Idoma · deity · Idoma traditional religion; continuing · deity
Owoicho is the supreme creator deity of Idoma traditional religion, worshipped across Idomaland in the Benue valley of north-central Nigeria. He is conceived as 'God above': simultaneously transcendent and immanent, the uncreated source of all life who endows every person with an owo (personal soul or life-principle that returns to him at death). Owing to his remoteness from mundane affairs, Owoicho does not govern human society directly but transmits his power through intermediaries, chiefly the earth-divinity Aje and the ancestral collectivity Alekwu, alongside lesser nature deities.
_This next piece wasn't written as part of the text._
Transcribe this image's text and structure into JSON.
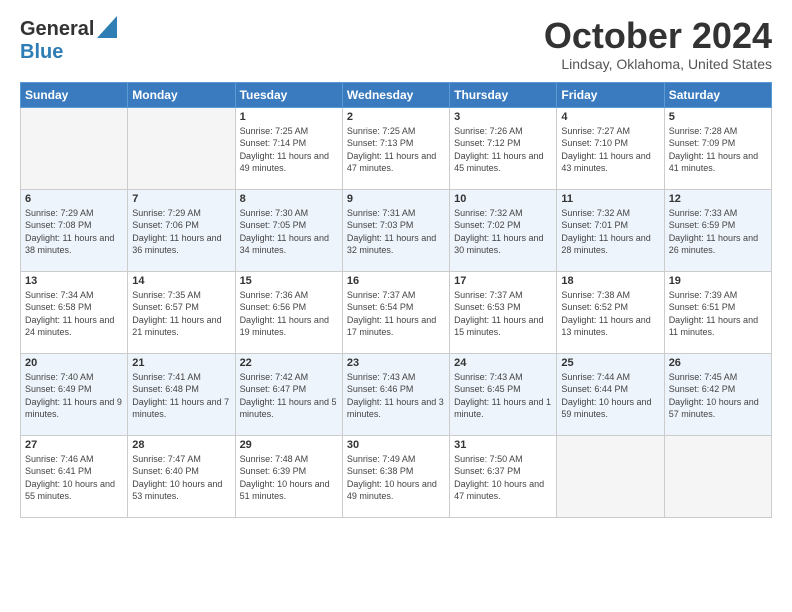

He receives no large public cult of his own comparable to that of the ancestors, since approach to him is mediated; he nevertheless underwrites the entire moral and cosmic order.
Domains
creation and cosmos
supreme sovereignty
Powers
to create and sustain the universe and all living things
to delegate the governance of the world to intermediary divinities and the ancestors
Epithets
Owoicho
Sources
Robert G. Armstrong, 'The Idoma-Speaking Peoples,' in Daryll Forde, Paula Brown & Robert G. Armstrong, Peoples of the Niger-Benue Confluence, Ethnographic Survey of Africa: Western Africa Part X (London: International African Institute, 1955).
Solomon Ochepa Oduma-Aboh, 'Re-affirming the Philosophical Foundation of African Traditional Religion: The Idoma Experience of North Central Nigeria,' IGWEBUIKE: An African Journal of Arts and Humanities 4, no. 3 (2018).